On Mon, Jan 18, 2010 at 2:59 PM, Benson Margulies <bimargul...@gmail.com> wrote:
> Doing significant work in static code blocks leads to nothing but
> trouble, as the Random situation demonstrates.

I don't know that this is the conclusion? You're critiquing one means
of implementing injection, but neither of the two problems identified
in the last few days (performance, repeatability) had anything to do
with the implementation per se.


> I am not especially in favor of my own Random patch.
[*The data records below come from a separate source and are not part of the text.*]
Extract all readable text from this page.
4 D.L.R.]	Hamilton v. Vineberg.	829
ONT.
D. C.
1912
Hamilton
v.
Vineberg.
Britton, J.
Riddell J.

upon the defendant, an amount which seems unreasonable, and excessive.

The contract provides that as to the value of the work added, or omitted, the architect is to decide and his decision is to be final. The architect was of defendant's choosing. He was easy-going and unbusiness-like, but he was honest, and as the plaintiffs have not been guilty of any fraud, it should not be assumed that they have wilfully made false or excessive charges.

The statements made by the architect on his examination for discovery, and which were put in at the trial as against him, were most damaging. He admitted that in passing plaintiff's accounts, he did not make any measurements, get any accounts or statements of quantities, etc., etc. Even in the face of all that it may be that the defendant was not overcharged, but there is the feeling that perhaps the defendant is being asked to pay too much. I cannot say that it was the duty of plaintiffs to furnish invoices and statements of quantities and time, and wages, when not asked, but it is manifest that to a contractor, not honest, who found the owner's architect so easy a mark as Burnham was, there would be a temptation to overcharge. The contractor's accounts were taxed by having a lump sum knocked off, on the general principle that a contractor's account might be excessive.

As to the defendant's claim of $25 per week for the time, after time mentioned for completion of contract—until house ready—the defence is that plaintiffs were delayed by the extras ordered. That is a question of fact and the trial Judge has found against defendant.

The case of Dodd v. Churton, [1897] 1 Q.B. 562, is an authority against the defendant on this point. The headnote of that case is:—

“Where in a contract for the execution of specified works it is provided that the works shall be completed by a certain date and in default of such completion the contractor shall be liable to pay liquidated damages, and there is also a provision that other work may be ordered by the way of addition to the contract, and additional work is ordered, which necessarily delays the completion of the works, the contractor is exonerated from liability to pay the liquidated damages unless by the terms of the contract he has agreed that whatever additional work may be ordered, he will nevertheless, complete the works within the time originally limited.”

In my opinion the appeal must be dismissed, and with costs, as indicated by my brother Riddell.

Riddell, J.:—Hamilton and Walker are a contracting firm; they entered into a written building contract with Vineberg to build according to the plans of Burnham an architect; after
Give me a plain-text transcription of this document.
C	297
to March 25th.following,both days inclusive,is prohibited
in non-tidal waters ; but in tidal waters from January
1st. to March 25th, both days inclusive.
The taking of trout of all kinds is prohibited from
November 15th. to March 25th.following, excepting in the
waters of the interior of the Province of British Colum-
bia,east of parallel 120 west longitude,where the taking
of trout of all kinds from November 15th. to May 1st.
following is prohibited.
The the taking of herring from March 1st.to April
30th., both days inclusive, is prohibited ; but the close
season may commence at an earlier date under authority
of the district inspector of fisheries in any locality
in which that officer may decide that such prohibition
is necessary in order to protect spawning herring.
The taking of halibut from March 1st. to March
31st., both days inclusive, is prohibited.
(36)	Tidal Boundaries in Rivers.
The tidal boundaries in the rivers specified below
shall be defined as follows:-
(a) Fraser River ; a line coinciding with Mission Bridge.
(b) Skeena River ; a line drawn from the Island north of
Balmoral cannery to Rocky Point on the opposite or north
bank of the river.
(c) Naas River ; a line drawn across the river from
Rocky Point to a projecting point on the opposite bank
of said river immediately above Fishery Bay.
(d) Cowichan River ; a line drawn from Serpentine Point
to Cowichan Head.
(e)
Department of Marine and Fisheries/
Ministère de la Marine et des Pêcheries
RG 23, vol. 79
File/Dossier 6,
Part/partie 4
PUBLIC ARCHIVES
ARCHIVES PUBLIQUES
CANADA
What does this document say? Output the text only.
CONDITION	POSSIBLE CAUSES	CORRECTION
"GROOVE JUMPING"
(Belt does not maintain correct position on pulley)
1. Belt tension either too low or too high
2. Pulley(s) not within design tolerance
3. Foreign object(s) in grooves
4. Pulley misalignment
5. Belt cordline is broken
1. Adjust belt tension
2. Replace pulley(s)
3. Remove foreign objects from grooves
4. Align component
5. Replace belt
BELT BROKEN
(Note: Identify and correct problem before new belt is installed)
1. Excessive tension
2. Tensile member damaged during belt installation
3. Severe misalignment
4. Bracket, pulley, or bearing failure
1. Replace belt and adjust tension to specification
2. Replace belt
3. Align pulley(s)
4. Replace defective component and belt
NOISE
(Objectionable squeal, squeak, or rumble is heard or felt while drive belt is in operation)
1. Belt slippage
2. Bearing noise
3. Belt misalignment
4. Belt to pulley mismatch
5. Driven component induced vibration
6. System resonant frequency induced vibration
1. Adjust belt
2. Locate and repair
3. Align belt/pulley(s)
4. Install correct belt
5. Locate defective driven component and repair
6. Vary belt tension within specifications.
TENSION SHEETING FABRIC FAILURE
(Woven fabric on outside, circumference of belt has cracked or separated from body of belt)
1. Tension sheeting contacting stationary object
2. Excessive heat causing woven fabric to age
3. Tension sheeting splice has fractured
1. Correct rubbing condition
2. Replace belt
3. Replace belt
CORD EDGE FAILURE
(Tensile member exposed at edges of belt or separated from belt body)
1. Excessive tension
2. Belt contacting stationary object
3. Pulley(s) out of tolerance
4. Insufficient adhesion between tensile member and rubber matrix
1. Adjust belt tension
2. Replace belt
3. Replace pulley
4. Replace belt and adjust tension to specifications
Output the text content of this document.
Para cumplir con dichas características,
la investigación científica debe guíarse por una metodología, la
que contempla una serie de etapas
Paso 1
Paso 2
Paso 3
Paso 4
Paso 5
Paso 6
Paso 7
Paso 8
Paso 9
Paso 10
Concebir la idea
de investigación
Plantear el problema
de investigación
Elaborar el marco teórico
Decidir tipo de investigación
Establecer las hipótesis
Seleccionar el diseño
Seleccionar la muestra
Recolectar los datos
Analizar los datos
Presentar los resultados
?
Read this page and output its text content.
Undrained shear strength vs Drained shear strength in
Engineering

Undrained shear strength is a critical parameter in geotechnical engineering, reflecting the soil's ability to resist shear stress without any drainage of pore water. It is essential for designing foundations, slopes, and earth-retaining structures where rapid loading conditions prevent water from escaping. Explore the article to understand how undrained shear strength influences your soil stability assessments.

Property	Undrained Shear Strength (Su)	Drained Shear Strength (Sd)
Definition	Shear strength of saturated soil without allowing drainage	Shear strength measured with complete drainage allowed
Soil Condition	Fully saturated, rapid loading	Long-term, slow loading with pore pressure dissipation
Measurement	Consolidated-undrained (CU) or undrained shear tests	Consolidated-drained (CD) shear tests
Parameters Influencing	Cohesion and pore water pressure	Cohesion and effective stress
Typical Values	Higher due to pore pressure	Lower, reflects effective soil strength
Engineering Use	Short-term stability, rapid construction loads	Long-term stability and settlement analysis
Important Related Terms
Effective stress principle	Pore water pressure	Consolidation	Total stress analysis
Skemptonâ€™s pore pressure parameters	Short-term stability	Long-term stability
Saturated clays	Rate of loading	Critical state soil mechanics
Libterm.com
If people are
> willing to run in 'fork-once' mode to get the clock time down, and
> prefer to stick with the uncommons RNG, then it's not useful.
>

Since anything has benefits and drawbacks, my question is which has
the highest benefit-to-drawback ratio.

Formal dependency injection is heavy, even with this Bus or Guice:
- Requires artifical change to API
- Config files
- More library code or dependency to implement
- Less 'readable': harder to see what's actually being used

Benefits are:
- Flexibility to swap out depedencies across the board at runtime
- Doing it one way reduces errors as opposed to reimplementing
injection by hand 10 times

If Random is the only candidate, I don't think it's worth it, and it
ends up being overengineering: who's realistically going to need to
change the RNG, and we have only 1 instance, and no obvious candidates
for injection besides at the moment. Compare the overhead with,
literally, 10 lines of simple code.



... can I try again to drag attention to an actual problem? the
repeatability issue. This injection discussion is orthogonal to it.